Flacks working for government scientists - Liberals bristle, PRSA defends

In a July 18 story, the New York Times reported that the government's Office of Research and Development at the EPA was "seeking outside public relations consultants to polish its Web site, organize focus groups and ghostwrite articles 'for publication in scholarly journals and magazines.'" (Please note the writer's nearly visible "finger-quotes")

The article was placed against the backdrop of criticism of the Bush administration's public relations policies and noted several groups taking issue with the projected $5 million expenditure.

Donald Kennedy, the editor of Science magazine and a former head of the Food and Drug Administration, said in a telephone interview on Saturday that he found the idea of public relations firms ghostwriting for government scientists "appalling."

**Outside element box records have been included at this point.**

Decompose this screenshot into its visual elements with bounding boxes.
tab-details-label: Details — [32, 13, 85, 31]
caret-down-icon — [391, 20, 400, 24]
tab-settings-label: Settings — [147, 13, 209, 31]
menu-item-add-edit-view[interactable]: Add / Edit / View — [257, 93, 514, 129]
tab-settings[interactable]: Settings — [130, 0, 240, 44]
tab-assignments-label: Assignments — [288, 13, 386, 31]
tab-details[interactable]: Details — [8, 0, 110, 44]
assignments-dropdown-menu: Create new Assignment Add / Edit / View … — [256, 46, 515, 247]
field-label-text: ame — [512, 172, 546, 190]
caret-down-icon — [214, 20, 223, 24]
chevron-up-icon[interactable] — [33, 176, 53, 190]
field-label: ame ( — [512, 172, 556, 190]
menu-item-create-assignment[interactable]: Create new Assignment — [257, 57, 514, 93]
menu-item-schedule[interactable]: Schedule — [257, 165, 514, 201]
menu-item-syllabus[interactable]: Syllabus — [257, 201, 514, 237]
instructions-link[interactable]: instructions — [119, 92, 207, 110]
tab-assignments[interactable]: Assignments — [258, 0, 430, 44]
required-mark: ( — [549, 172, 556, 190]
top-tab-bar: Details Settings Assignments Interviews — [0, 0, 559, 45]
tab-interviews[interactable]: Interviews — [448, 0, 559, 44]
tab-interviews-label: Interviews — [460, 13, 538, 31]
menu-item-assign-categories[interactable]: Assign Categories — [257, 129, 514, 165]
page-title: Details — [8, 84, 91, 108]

In the picture above, Kennedy demonstrates with his hands just how appalling he either finds scientists who can't write or PR folk.

The undertone permeating the article was that: 1) the Bush administration was going to stretch the truth about environment science and; 2) that PR people were just the people for the job.

PRSA's Counselor's Academy rightly came to the defense of the profession today, with a letter to the editor from its chairwoman, Deborah Radman. She put it plainly - some scientists can't write, some don't have time to do so, and there's nothing unethical about PR people doing it.

I'm not one to be generous with praise for the PRSA, nor stand up for the Bush administration, but this was precisely the right response necessary to defend the profession. It's downright offensive and baseless to imply, before any firm has even been chosen, that the people the EPA hired would apply "spin" to the point of scientific deception.

At least I certainly hope so. We'll have to rely on the firms that win the contracts to mind their ethical compasses.

I'll be unhappy both as a liberal and a PR practitioner if we see anything strange eminating from the EPA and landing in scientific journals.

Worry not, I'll keep a look out for articles extoling the virtues of "happy brown clouds."